L’envolée des tarifs d’assurance, conséquence directe du dérèglement climatique

Image d'illustration. meteo extreme catastrophe naturelleADN
La hausse marquée des primes d’assurance inquiète assurés et experts. Face à la multiplication des catastrophes naturelles attribuées au changement climatique, les compagnies réajustent leurs tarifs pour couvrir des risques devenus plus fréquents et coûteux.
Tl;dr
- Le coût des catastrophes naturelles explose en 2024.
- Hausse record des primes et des franchises CatNat.
- L’UFC-Que Choisir réclame une réforme urgente du secteur.
Un système d’assurance sous pression face au climat
Depuis quelques années, la France assiste à une intensification notable des événements climatiques extrêmes. En 2024, tempêtes, inondations, grêles et sécheresses ont déjà engendré près de cinq milliards d’euros de pertes pour les assureurs. Un chiffre inédit depuis l’instauration du régime des catastrophes naturelles (CatNat) en 1982. Pour l’UFC-Que Choisir, il devient urgent de repenser un modèle jugé dépassé par la nouvelle donne climatique.
Lourde facture pour les ménages et hausse généralisée des primes
La pression se ressent directement sur les ménages. Les contrats d’assurance habitation, par exemple, ont pris en charge cette année pas moins de 4,6 millions de sinistres.

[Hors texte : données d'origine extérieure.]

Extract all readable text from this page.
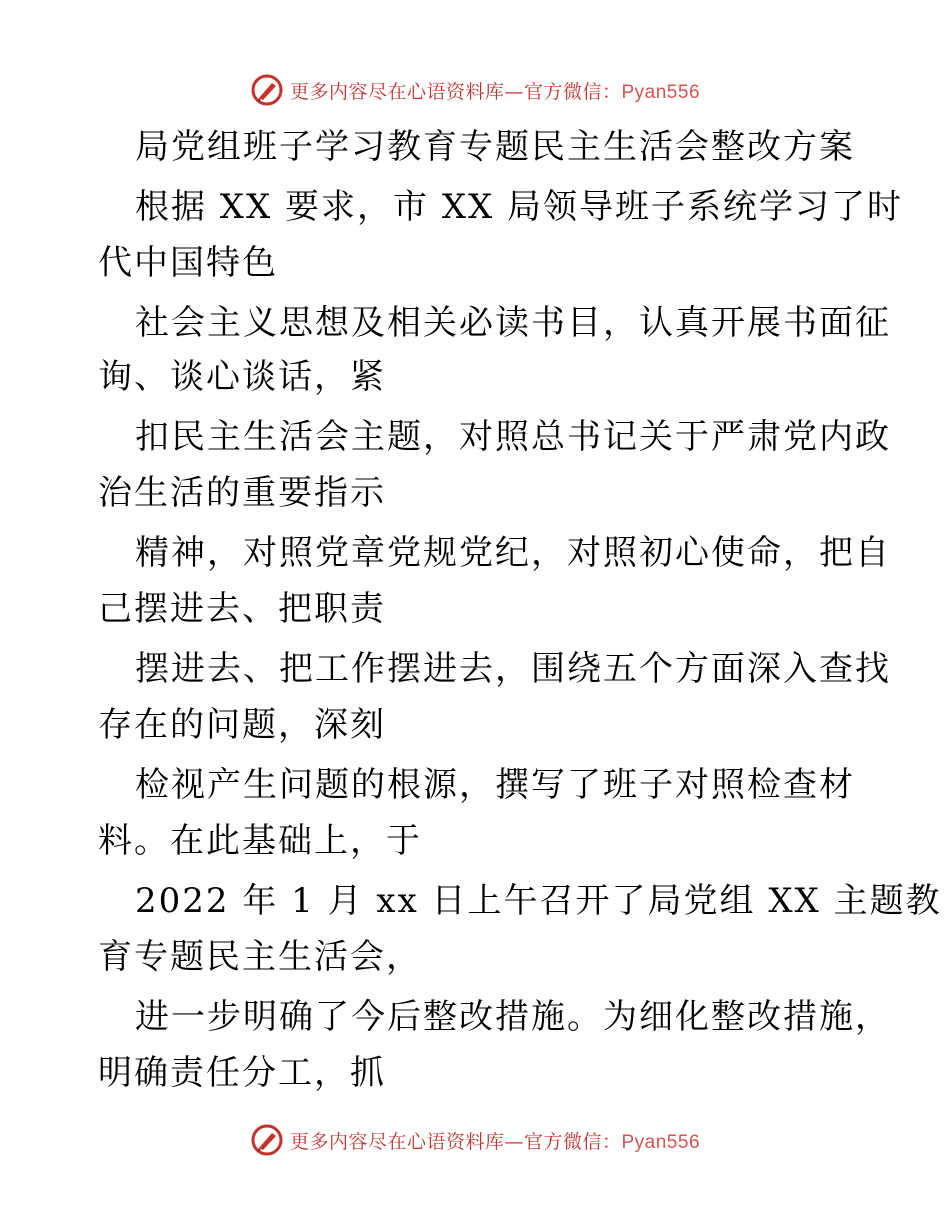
更多内容尽在心语资料库—官方微信：Pyan556
局党组班子学习教育专题民主生活会整改方案
根据 XX 要求，市 XX 局领导班子系统学习了时
代中国特色
社会主义思想及相关必读书目，认真开展书面征
询、谈心谈话，紧
扣民主生活会主题，对照总书记关于严肃党内政
治生活的重要指示
精神，对照党章党规党纪，对照初心使命，把自
己摆进去、把职责
摆进去、把工作摆进去，围绕五个方面深入查找
存在的问题，深刻
检视产生问题的根源，撰写了班子对照检查材
料。在此基础上，于
2022 年 1 月 xx 日上午召开了局党组 XX 主题教
育专题民主生活会，
进一步明确了今后整改措施。为细化整改措施，
明确责任分工，抓
更多内容尽在心语资料库—官方微信：Pyan556
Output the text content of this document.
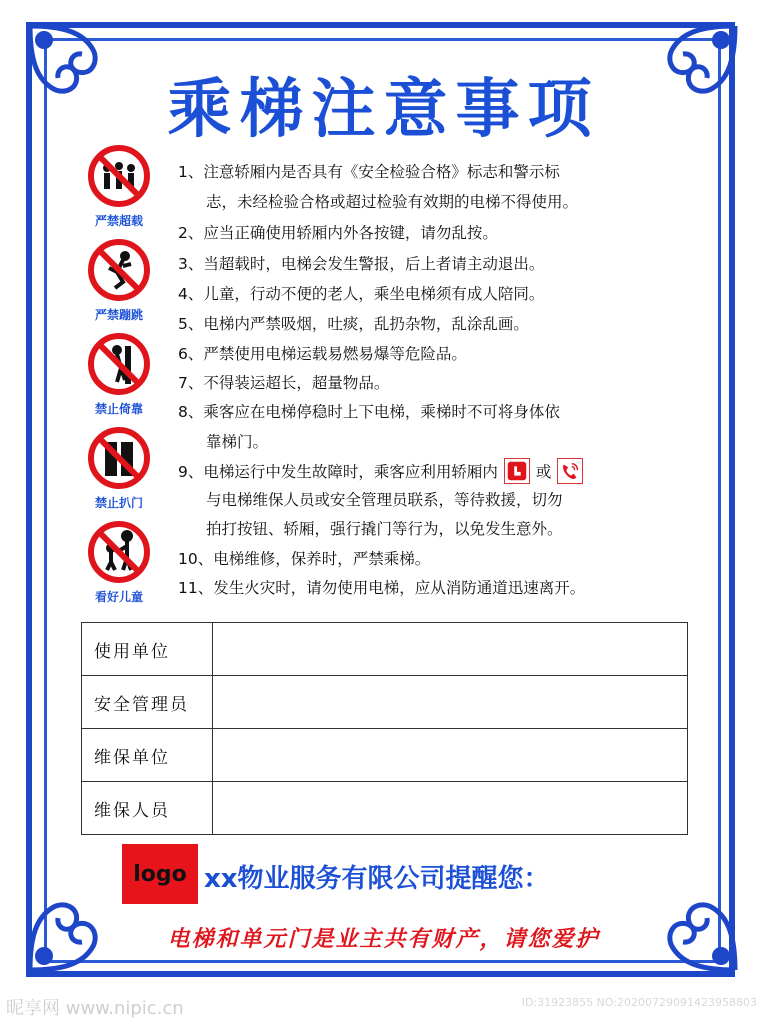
乘梯注意事项
严禁超载
严禁蹦跳
禁止倚靠
禁止扒门
看好儿童
1、注意轿厢内是否具有《安全检验合格》标志和警示标
志，未经检验合格或超过检验有效期的电梯不得使用。
2、应当正确使用轿厢内外各按键，请勿乱按。
3、当超载时，电梯会发生警报，后上者请主动退出。
4、儿童，行动不便的老人，乘坐电梯须有成人陪同。
5、电梯内严禁吸烟，吐痰，乱扔杂物，乱涂乱画。
6、严禁使用电梯运载易燃易爆等危险品。
7、不得装运超长，超量物品。
8、乘客应在电梯停稳时上下电梯，乘梯时不可将身体依
靠梯门。
9、电梯运行中发生故障时，乘客应利用轿厢内 或
与电梯维保人员或安全管理员联系，等待救援，切勿
拍打按钮、轿厢，强行撬门等行为，以免发生意外。
10、电梯维修，保养时，严禁乘梯。
11、发生火灾时，请勿使用电梯，应从消防通道迅速离开。
使用单位	
安全管理员	
维保单位	
维保人员	
logo xx物业服务有限公司提醒您：
电梯和单元门是业主共有财产，请您爱护
昵享网 www.nipic.cn	ID:31923855 NO:20200729091423958803
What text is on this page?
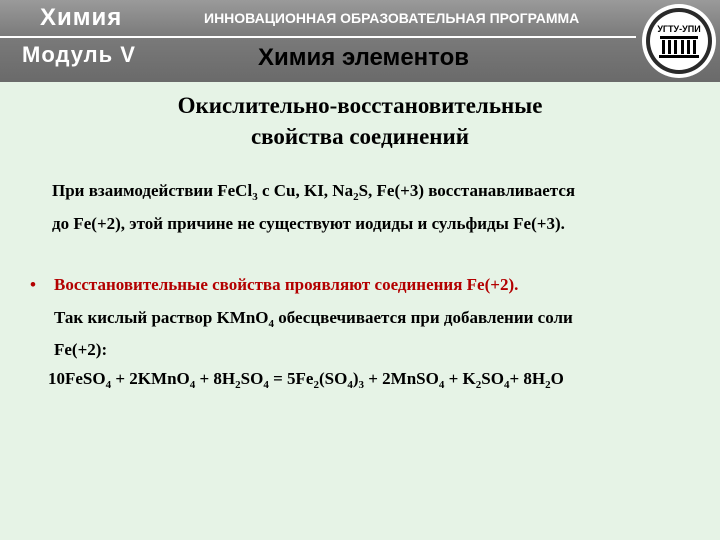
Химия	ИННОВАЦИОННАЯ ОБРАЗОВАТЕЛЬНАЯ ПРОГРАММА
Модуль V	Химия элементов
УГТУ-УПИ
Окислительно-восстановительные
свойства соединений
При взаимодействии FeCl$_3$ с Cu, KI, $Na_2S$, Fe(+3) восстанавливается
до Fe(+2), этой причине не существуют иодиды и сульфиды Fe(+3).
• Восстановительные свойства проявляют соединения Fe(+2).
Так кислый раствор KMnO$_4$ обесцвечивается при добавлении соли
Fe(+2):
10FeSO$_4$ + 2KMnO$_4$ + $8H_2SO_4 = 5Fe_2(SO_4)_3$ + 2MnSO$_4$ + $K_2SO_4+ 8H_2O$
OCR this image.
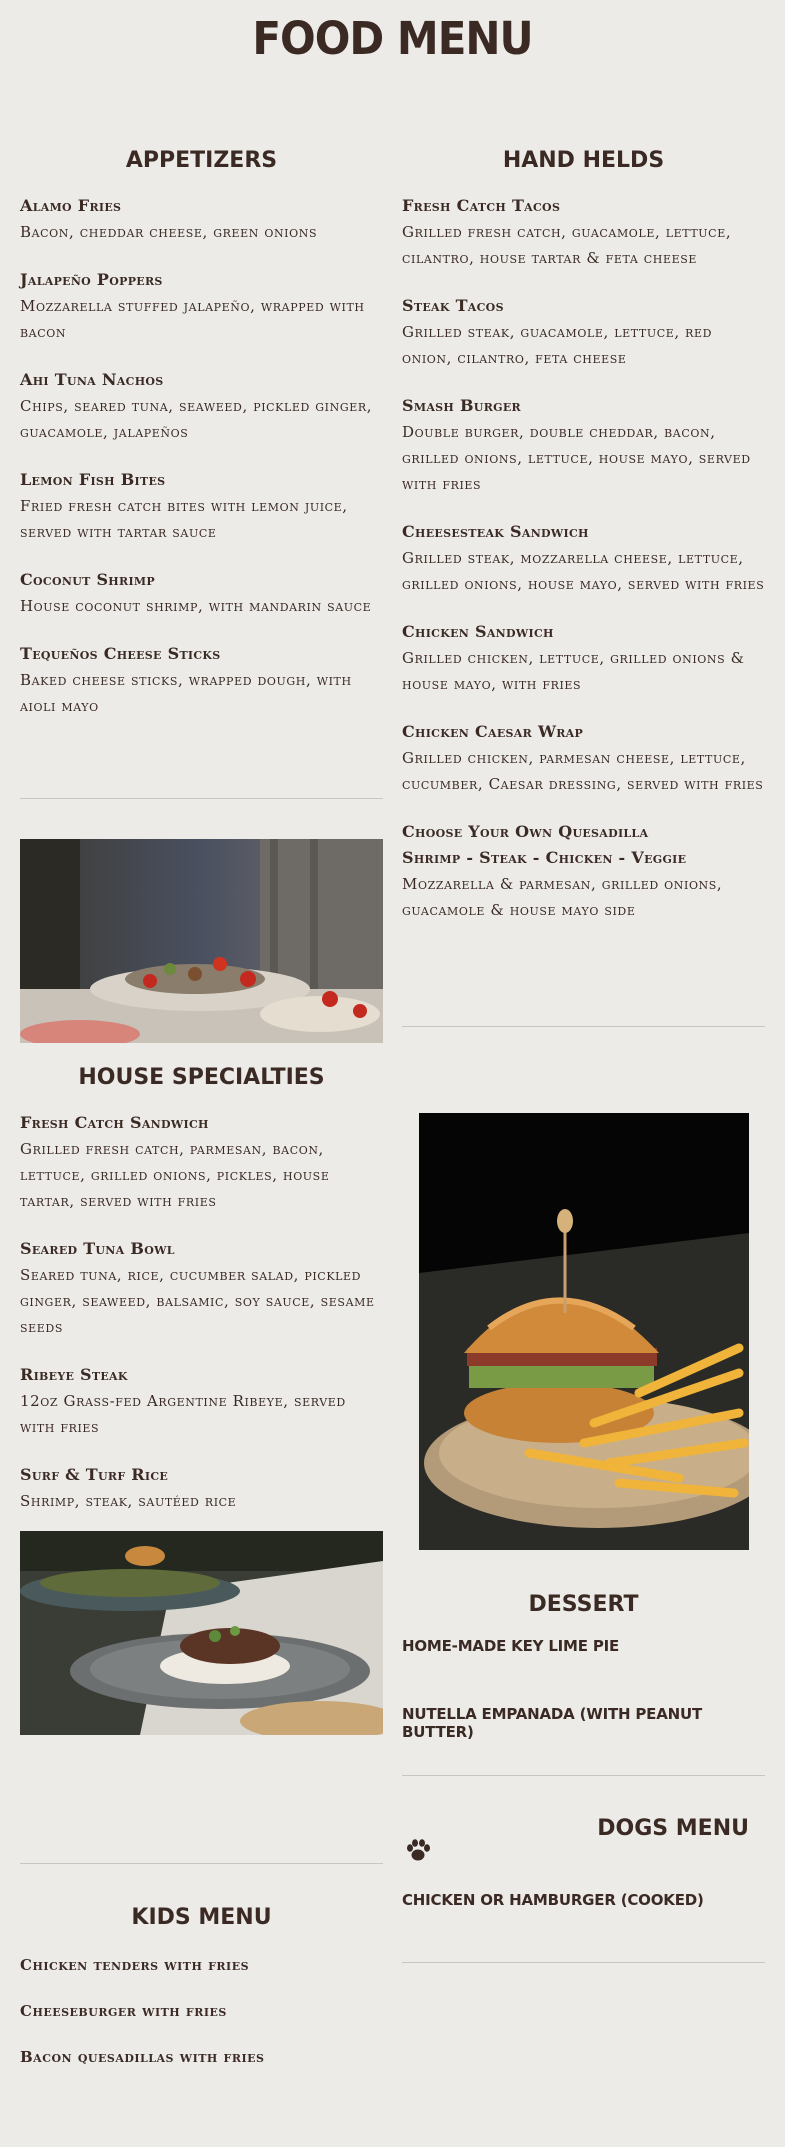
FOOD MENU
APPETIZERS
Alamo Fries
Bacon, cheddar cheese, green onions
Jalapeño Poppers
Mozzarella stuffed jalapeño, wrapped with bacon
Ahi Tuna Nachos
Chips, seared tuna, seaweed, pickled ginger, guacamole, jalapeños
Lemon Fish Bites
Fried fresh catch bites with lemon juice, served with tartar sauce
Coconut Shrimp
House coconut shrimp, with mandarin sauce
Tequeños Cheese Sticks
Baked cheese sticks, wrapped dough, with aioli mayo
HAND HELDS
Fresh Catch Tacos
Grilled fresh catch, guacamole, lettuce, cilantro, house tartar & feta cheese
Steak Tacos
Grilled steak, guacamole, lettuce, red onion, cilantro, feta cheese
Smash Burger
Double burger, double cheddar, bacon, grilled onions, lettuce, house mayo, served with fries
Cheesesteak Sandwich
Grilled steak, mozzarella cheese, lettuce, grilled onions, house mayo, served with fries
Chicken Sandwich
Grilled chicken, lettuce, grilled onions & house mayo, with fries
Chicken Caesar Wrap
Grilled chicken, parmesan cheese, lettuce, cucumber, Caesar dressing, served with fries
Choose Your Own Quesadilla
Shrimp - Steak - Chicken - Veggie
Mozzarella & parmesan, grilled onions, guacamole & house mayo side
HOUSE SPECIALTIES
Fresh Catch Sandwich
Grilled fresh catch, parmesan, bacon, lettuce, grilled onions, pickles, house tartar, served with fries
Seared Tuna Bowl
Seared tuna, rice, cucumber salad, pickled ginger, seaweed, balsamic, soy sauce, sesame seeds
Ribeye Steak
12oz Grass-fed Argentine Ribeye, served with fries
Surf & Turf Rice
Shrimp, steak, sautéed rice
DESSERT
HOME-MADE KEY LIME PIE
NUTELLA EMPANADA (WITH PEANUT BUTTER)
DOGS MENU
CHICKEN OR HAMBURGER (COOKED)
KIDS MENU
Chicken tenders with fries
Cheeseburger with fries
Bacon quesadillas with fries
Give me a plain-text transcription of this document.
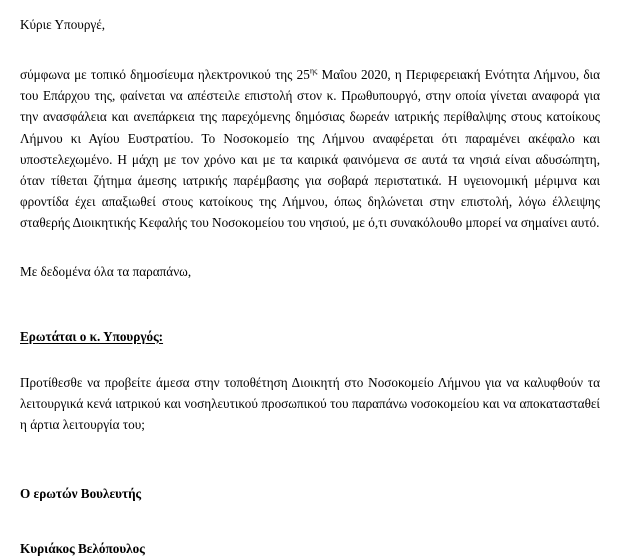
Κύριε Υπουργέ,

σύμφωνα με τοπικό δημοσίευμα ηλεκτρονικού της $25^{\eta\varsigma}$ Μαΐου 2020, η Περιφερειακή Ενότητα Λήμνου, δια του Επάρχου της, φαίνεται να απέστειλε επιστολή στον κ. Πρωθυπουργό, στην οποία γίνεται αναφορά για την ανασφάλεια και ανεπάρκεια της παρεχόμενης δημόσιας δωρεάν ιατρικής περίθαλψης στους κατοίκους Λήμνου κι Αγίου Ευστρατίου. Το Νοσοκομείο της Λήμνου αναφέρεται ότι παραμένει ακέφαλο και υποστελεχωμένο. Η μάχη με τον χρόνο και με τα καιρικά φαινόμενα σε αυτά τα νησιά είναι αδυσώπητη, όταν τίθεται ζήτημα άμεσης ιατρικής παρέμβασης για σοβαρά περιστατικά. Η υγειονομική μέριμνα και φροντίδα έχει απαξιωθεί στους κατοίκους της Λήμνου, όπως δηλώνεται στην επιστολή, λόγω έλλειψης σταθερής Διοικητικής Κεφαλής του Νοσοκομείου του νησιού, με ό,τι συνακόλουθο μπορεί να σημαίνει αυτό.

Με δεδομένα όλα τα παραπάνω,

Ερωτάται ο κ. Υπουργός:

Προτίθεσθε να προβείτε άμεσα στην τοποθέτηση Διοικητή στο Νοσοκομείο Λήμνου για να καλυφθούν τα λειτουργικά κενά ιατρικού και νοσηλευτικού προσωπικού του παραπάνω νοσοκομείου και να αποκατασταθεί η άρτια λειτουργία του;

Ο ερωτών Βουλευτής

Κυριάκος Βελόπουλος
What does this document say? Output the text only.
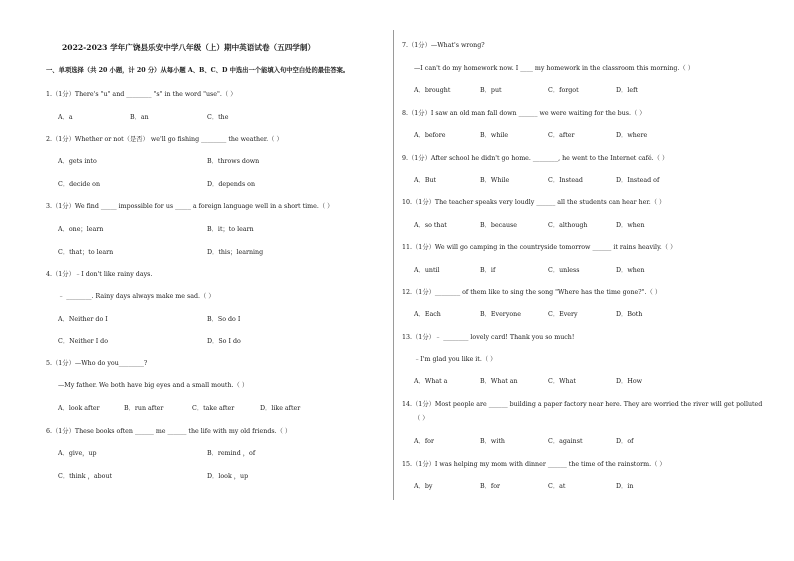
2022-2023 学年广饶县乐安中学八年级（上）期中英语试卷（五四学制）
一、单项选择（共 20 小题，计 20 分）从每小题 A、B、C、D 中选出一个能填入句中空白处的最佳答案。
1.（1分）There's "u" and ________ "s" in the word "use".（ ）
A．a	B．an	C．the
2.（1分）Whether or not（是否） we'll go fishing ________ the weather.（ ）
A．gets into	B．throws down
C．decide on	D．depends on
3.（1分）We find _____ impossible for us _____ a foreign language well in a short time.（ ）
A．one；learn	B．it；to learn
C．that；to learn	D．this；learning
4.（1分）﹣I don't like rainy days.
﹣ ________. Rainy days always make me sad.（ ）
A．Neither do I	B．So do I
C．Neither I do	D．So I do
5.（1分）—Who do you________?
—My father. We both have big eyes and a small mouth.（ ）
A．look after	B．run after	C．take after	D．like after
6.（1分）These books often ______ me ______ the life with my old friends.（ ）
A．give，up	B．remind ，of
C．think ，about	D．look ，up
7.（1分）—What's wrong?
—I can't do my homework now. I ____ my homework in the classroom this morning.（ ）
A．brought	B．put	C．forgot	D．left
8.（1分）I saw an old man fall down ______ we were waiting for the bus.（ ）
A．before	B．while	C．after	D．where
9.（1分）After school he didn't go home. ________, he went to the Internet café.（ ）
A．But	B．While	C．Instead	D．Instead of
10.（1分）The teacher speaks very loudly ______ all the students can hear her.（ ）
A．so that	B．because	C．although	D．when
11.（1分）We will go camping in the countryside tomorrow ______ it rains heavily.（ ）
A．until	B．if	C．unless	D．when
12.（1分）________ of them like to sing the song "Where has the time gone?".（ ）
A．Each	B．Everyone	C．Every	D．Both
13.（1分）﹣ ________ lovely card! Thank you so much!
﹣I'm glad you like it.（ ）
A．What a	B．What an	C．What	D．How
14.（1分）Most people are ______ building a paper factory near here. They are worried the river will get polluted
（ ）
A．for	B．with	C．against	D．of
15.（1分）I was helping my mom with dinner ______ the time of the rainstorm.（ ）
A．by	B．for	C．at	D．in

Résultat : huit milliards d’euros de dépenses pour le secteur, selon l’association de défense des consommateurs. Le phénomène ne semble d’ailleurs pas prêt de s’atténuer : la moyenne annuelle de la sinistralité climatique dépasse désormais six milliards d’euros, largement au-dessus des estimations antérieures.
Pour tenter d’endiguer les déficits grandissants, la surprime CatNat passera de 12 % à 20 % dès janvier 2025. À cela s’ajoutent les augmentations déjà observées sur les contrats multirisques habitation : +7,2 % en 2024 et entre +8 et +11 % anticipés pour l’an prochain. Ce contexte inflationniste survient sans évolution positive des garanties ni davantage de transparence du secteur, regrette l’UFC-Que Choisir.
Médiation difficile et territoires bientôt inassurables ?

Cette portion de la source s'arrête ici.